Centuries of colonial subjugation, a war, and decades of instability left Indonesia with widespread and complex social problems. The combination of physical destruction, backwardness, and neglect, gave rise on the social front to an accumulation of manifold problems which we had to face as we tried to build up our nation and move toward the kind of just and prosperous society stipulated in our constitution.

During the two decades following independence, our government was kept busy restoring security and order in an effort to defend our national integrity. Meanwhile the Indonesian population continued to swell, reaching almost 150 million at present. During the 1970s and up to the present the primary focus of attention has been on economic development. Under these circumstances social welfare was not given an effective priority. The government budget set aside for this purpose has always been very limited relative to the magnitude of social welfare problems.

Clearly we Indonesians face an enormous unmet demand for social services. There is a need to nurture self-reliance and encourage the initiatives of the public as a whole in joint efforts with government institutions.
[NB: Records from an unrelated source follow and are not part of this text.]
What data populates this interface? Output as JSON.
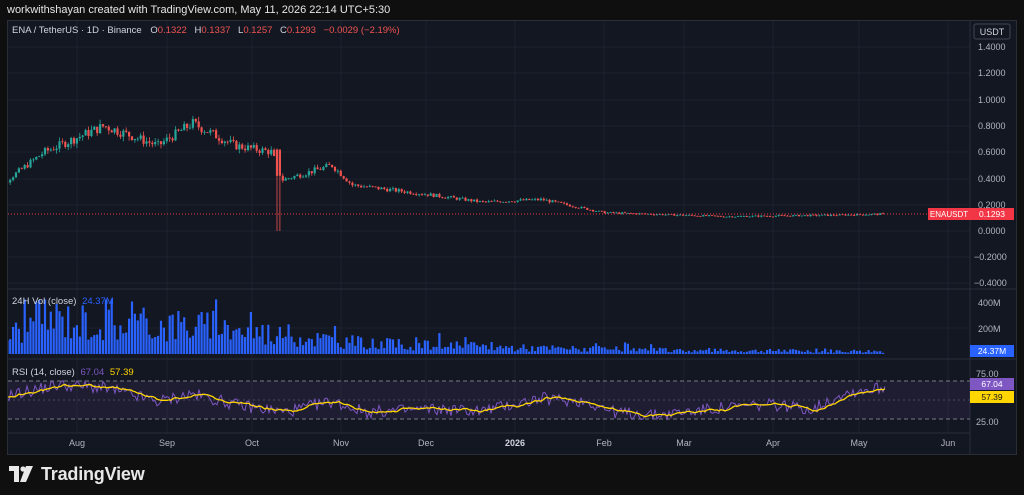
{
  "topbar": {
    "text": "workwithshayan created with TradingView.com, May 11, 2026 22:14 UTC+5:30"
  },
  "symbol": {
    "title": "ENA / TetherUS · 1D · Binance",
    "o_label": "O",
    "o_value": "0.1322",
    "h_label": "H",
    "h_value": "0.1337",
    "l_label": "L",
    "l_value": "0.1257",
    "c_label": "C",
    "c_value": "0.1293",
    "change": "−0.0029 (−2.19%)"
  },
  "currency_button": "USDT",
  "price_axis": {
    "ticks": [
      "1.4000",
      "1.2000",
      "1.0000",
      "0.8000",
      "0.6000",
      "0.4000",
      "0.2000",
      "0.0000",
      "−0.2000",
      "−0.4000"
    ],
    "last_price_tag": {
      "label": "ENAUSDT",
      "value": "0.1293"
    }
  },
  "volume": {
    "title": "24H Vol (close)",
    "value": "24.37M",
    "ticks": [
      "400M",
      "200M"
    ],
    "tag": "24.37M"
  },
  "rsi": {
    "title": "RSI (14, close)",
    "value1": "67.04",
    "value2": "57.39",
    "ticks": [
      "75.00",
      "25.00"
    ],
    "tag1": "67.04",
    "tag2": "57.39"
  },
  "time_axis": [
    "Aug",
    "Sep",
    "Oct",
    "Nov",
    "Dec",
    "2026",
    "Feb",
    "Mar",
    "Apr",
    "May",
    "Jun"
  ],
  "brand": {
    "name": "TradingView"
  },
  "colors": {
    "up": "#26a69a",
    "down": "#ef5350",
    "volume": "#2962ff",
    "rsi_line": "#7e57c2",
    "rsi_ma": "#ffd600",
    "background": "#131722",
    "last_price": "#f23645"
  },
  "chart_data": [
    {
      "type": "candlestick",
      "title": "ENA / TetherUS · 1D · Binance",
      "x_range": [
        "2025-07",
        "2026-06"
      ],
      "ylim": [
        -0.4,
        1.4
      ],
      "key_points": [
        {
          "x": "2025-07-01",
          "y": 0.27
        },
        {
          "x": "2025-07-20",
          "y": 0.6
        },
        {
          "x": "2025-08-10",
          "y": 0.8
        },
        {
          "x": "2025-08-28",
          "y": 0.65
        },
        {
          "x": "2025-09-10",
          "y": 0.82
        },
        {
          "x": "2025-09-25",
          "y": 0.65
        },
        {
          "x": "2025-10-08",
          "y": 0.6
        },
        {
          "x": "2025-10-10",
          "y": 0.38
        },
        {
          "x": "2025-10-28",
          "y": 0.5
        },
        {
          "x": "2025-11-05",
          "y": 0.35
        },
        {
          "x": "2025-12-01",
          "y": 0.28
        },
        {
          "x": "2025-12-20",
          "y": 0.22
        },
        {
          "x": "2026-01-10",
          "y": 0.24
        },
        {
          "x": "2026-02-01",
          "y": 0.14
        },
        {
          "x": "2026-03-15",
          "y": 0.11
        },
        {
          "x": "2026-04-20",
          "y": 0.12
        },
        {
          "x": "2026-05-10",
          "y": 0.1293
        }
      ],
      "last": 0.1293
    },
    {
      "type": "bar",
      "title": "24H Vol (close)",
      "ylim": [
        0,
        450
      ],
      "unit": "M",
      "profile": [
        {
          "x": "2025-07-01",
          "y": 60
        },
        {
          "x": "2025-07-20",
          "y": 320
        },
        {
          "x": "2025-08-10",
          "y": 260
        },
        {
          "x": "2025-09-10",
          "y": 250
        },
        {
          "x": "2025-10-10",
          "y": 170
        },
        {
          "x": "2025-11-10",
          "y": 90
        },
        {
          "x": "2026-01-01",
          "y": 55
        },
        {
          "x": "2026-03-01",
          "y": 30
        },
        {
          "x": "2026-05-10",
          "y": 24.37
        }
      ],
      "last": 24.37
    },
    {
      "type": "line",
      "title": "RSI (14, close)",
      "ylim": [
        15,
        90
      ],
      "series": [
        {
          "name": "RSI",
          "last": 67.04
        },
        {
          "name": "MA",
          "last": 57.39
        }
      ],
      "levels": [
        75,
        25
      ]
    }
  ]
}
Fortunately our people are very religious and have a strong sense of family ties and mutual assistance. This is true especially in rural areas where 80 percent of our population live. Therefore our primary objective became to develop widespread social services to be carried out by local communities themselves. In other words we wanted to promote the motivation and organization of community-based social services.

It is our conviction that efforts in the field of social welfare are likely to bear most lasting fruit if carried out by the government and the people in a spirit of self-reliance. I repeat, development in the area of social welfare has to be executed by all citizens with their government in cooperative efforts based on family spirit. It is this understanding which has inspired the motto of the Indonesian National Council on Social Welfare: Self-reliance and Family Spirit.

I realize that the more one engages in social work the more one becomes aware of problems that are still more widespread and fundamental. It is not enough to sympathize with people in need. They should be helped to become people who can help themselves, to become respected members of society. It is in this way that we will be able to build a nation and a society where every one has the freedom to strive for a more decent life.

I pray that our simple efforts breathe of the same spirit that filled President Ramon Magsaysay of whom it is written:

“He was a simple humble man, who cared for all people as individuals and believed in their dignity and importance.”

 BIOGRAPHY

JOHANNA SUNARTI NASUTION remembers a happy childhood. She was fortunate in her youth in the closeness and love of her family, in having a fine education, and in receiving from her parents a strong sense of purpose. When she was born on November 1, 1923, in Surabaya, East Java, Indonesia was under the rule of the Dutch. Throughout her childhood her parents worked actively for both the freedom and the welfare of the Indonesian people. Love for her country and devotion to her countrymen have been bywords for JOHANNA ever since.

Her father, Raden Panji (title of a lesser prince): Soenario Gondokoesoemo, was a member of the Javanese elite. As a young man he had been exiled to the Netherlands along with other suspected nationalists. There he completed his education in economics and married a Dutch girl, Maria Hendrika Rademaker. Impressed with the young aristocrat’s qualifications, the Dutch sent him back to his homeland to work as an executive on the railways. Because of his birth and position he received the same privileges and perquisites as a Dutchman.

In 1927 R.P. Soenario Gondakoesoemo left Dutch government service to become director of the National Bank of Indonesia. Soon thereafter he became a founding member and treasurer of the nationalist political party, Partai Indonesia Raya, known as Parindra. Following independence he was awarded two medals for serving the cause of freedom. In his mind patriotism and civic responsibility were inseparable. “If you are to become a good leader,” he told his children, “you must take care of the poor people in your country.”